In Amerika haben sie eine wundersame Demokratie. Da liefern sich erst zehn, dann fünf, dann vier, drei und schließlich zwei Kandidaten mit zum Teil fundamental unterschiedlichen politischen Positionen eine monatelange öffentliche Wahlschlacht, und am Ende gewinnt einer bei ziemlich ausgeglichenem Gesamtstimmenverhältnis. Diesmal ein Mister Trump, ein alter, weißer Mann. Schlimm, aber legal, ja sogar legitim. Der Mann ist leider kein Lehrer oder Beamter, er hat auch keine Parteikarriere hinter sich, er hat sich nie in einer Ortsgruppe bewährt. Er ist vielmehr Milliardär, ein Kapitalist also, aber er trat immerhin als absoluter Außenseiter und spinnerter Uhu an, niemand setzte auch nur einen halben Dollar auf ihn, doch gegen alle Widerstände schaffte er es und wurde 45. Präsident der USA. In einer Demokratie solchen Zuschnitts ist offenbar so ziemlich alles möglich.

Andere Demokratien haben daraus gelernt. Etwa im fernen Germany, wo eine Art Mistress Germany vor die Mikrophone trat und sagte: Wenn der Mann sich an die demokratischen Spielregeln halte, werde sie mit ihm kooperieren. (Und was wenn nicht?) Falls der neue US-Präsident nicht ganz im Bilde ist, was die Regeln sind, buchstabierte die Lady, Kanzlerin geheißen, sie noch mal durch: "Demokratie, Freiheit, Respekt vor dem Recht sowie der Würde des Menschen unabhängig von Herkunft, Hautfarbe, Religion, Geschlecht, sexueller Orientierung oder politischer Einstellung. Auf der Basis dieser Werte biete ich dem künftigen Präsidenten der Vereinigten Staaten von Amerika, Donald Trump, eine enge Zusammenarbeit an." Wie Frau Holda sie unter anderem auch Sultan Recep Tayyip dem Prächtigen beharrlich anbietet.

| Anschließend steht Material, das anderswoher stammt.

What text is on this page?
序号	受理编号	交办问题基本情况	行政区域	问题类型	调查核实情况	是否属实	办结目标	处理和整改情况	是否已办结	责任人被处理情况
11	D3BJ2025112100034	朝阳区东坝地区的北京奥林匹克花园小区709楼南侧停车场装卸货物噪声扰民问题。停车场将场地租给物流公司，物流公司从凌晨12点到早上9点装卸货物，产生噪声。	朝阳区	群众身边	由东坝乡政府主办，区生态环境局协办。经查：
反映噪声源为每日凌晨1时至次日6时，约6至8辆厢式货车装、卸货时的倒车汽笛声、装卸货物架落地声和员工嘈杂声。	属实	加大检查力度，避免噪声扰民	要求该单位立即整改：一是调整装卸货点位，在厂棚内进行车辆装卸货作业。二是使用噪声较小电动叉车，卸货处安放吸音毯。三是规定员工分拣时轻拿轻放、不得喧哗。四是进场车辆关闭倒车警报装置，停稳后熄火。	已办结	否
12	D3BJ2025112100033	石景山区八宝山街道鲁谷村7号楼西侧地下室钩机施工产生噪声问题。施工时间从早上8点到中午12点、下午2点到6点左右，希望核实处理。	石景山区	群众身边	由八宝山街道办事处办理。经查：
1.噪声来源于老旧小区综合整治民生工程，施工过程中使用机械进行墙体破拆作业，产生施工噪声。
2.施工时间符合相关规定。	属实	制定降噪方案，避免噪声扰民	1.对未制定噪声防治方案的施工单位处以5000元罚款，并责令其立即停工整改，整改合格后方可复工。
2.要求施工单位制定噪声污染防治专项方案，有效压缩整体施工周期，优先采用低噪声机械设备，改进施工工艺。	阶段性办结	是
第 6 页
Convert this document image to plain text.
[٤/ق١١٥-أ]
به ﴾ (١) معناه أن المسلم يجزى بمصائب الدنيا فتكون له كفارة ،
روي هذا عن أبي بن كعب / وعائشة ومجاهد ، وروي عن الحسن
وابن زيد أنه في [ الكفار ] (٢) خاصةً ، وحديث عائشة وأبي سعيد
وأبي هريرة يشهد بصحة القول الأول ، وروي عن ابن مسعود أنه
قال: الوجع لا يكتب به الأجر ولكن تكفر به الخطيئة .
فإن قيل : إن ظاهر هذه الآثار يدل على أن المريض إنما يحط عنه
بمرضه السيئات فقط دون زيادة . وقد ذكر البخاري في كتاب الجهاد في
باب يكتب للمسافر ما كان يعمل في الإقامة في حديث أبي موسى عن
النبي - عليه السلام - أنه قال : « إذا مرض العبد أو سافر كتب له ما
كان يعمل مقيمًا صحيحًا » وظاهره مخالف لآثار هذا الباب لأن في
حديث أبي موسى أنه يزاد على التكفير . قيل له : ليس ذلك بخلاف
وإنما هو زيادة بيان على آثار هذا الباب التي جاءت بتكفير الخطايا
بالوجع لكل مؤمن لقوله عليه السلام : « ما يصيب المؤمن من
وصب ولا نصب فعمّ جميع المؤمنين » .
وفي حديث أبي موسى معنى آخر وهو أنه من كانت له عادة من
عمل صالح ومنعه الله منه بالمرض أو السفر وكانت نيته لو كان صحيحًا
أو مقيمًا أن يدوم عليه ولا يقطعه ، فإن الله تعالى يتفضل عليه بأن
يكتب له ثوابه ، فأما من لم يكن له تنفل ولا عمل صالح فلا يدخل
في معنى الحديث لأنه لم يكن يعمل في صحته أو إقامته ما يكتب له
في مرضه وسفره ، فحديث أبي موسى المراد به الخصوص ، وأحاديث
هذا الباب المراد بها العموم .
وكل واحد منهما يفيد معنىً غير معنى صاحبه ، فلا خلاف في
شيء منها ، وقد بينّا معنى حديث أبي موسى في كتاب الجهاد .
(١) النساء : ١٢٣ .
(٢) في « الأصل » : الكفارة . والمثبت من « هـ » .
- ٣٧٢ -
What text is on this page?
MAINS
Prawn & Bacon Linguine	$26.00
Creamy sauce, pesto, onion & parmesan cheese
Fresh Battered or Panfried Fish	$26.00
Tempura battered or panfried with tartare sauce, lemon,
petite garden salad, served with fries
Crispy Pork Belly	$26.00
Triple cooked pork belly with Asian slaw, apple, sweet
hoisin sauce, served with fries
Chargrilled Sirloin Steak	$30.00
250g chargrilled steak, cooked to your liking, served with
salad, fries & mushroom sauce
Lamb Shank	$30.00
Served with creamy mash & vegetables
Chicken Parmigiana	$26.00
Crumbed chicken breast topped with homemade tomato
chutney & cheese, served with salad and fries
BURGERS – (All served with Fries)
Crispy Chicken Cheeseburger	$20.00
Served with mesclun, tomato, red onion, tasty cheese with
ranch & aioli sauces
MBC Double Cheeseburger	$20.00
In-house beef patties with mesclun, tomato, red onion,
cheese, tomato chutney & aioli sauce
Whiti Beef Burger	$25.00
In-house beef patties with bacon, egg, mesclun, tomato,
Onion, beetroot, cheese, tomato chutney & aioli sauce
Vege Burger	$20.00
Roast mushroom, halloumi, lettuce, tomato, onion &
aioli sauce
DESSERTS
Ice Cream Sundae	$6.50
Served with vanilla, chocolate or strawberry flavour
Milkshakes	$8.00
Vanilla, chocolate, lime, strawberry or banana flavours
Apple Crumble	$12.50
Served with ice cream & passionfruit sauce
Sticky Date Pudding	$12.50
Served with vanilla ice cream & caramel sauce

"Respekt vor dem Recht", bei diesen Worten mag der Donald in Übersee, falls ihm der Sermon zugetragen wurde, erheitert aufgegrunzt haben. Immerhin ist die Frau eine x-fache Rechtsbrecherin, sie brach deutsches und EU-Recht in der Masseneinwanderungsstaatskrise wie Strohhalme, aber sie tat dies nur im Dienste des Respekts vor der Religion, der Würde des Menschen und des Geschlechts (wozu womöglich auch gewisse nordafrikanische Geschlechtsteile gehören, aber wir wollen nicht spekulieren). Jedenfalls werden die verbindlichen demokratischen Spielregeln in Deutschland festgelegt. Muss Trump noch lernen. Er kann ja mal Beobachter nach Deutschland schicken und gucken, wie unglaublich pluralistisch die Kanzlerinnen-Demokratur funktioniert, wie elegant und divers in Old Germany debattiert wird, und wie in Miss Merkels kurioserweise noch christdemokratisch geheißener alternativloser Einheitspartei die Kandidatenschlacht ersetzt worden ist durch die rechtzeitige Schlachtung von Kandidaten.

Merkels Parteifreundin, die wiederum allen Ernstes sogenannte deutsche Verteidigungsministerin Ursula von der Leyen – das ist die Frau, die Kampfpanzer schwangerentauglich machen will, von innen aber nur – fühlte sich von der Wahl Trumps "schwer schockiert". Wie quasi die gesamte CDU.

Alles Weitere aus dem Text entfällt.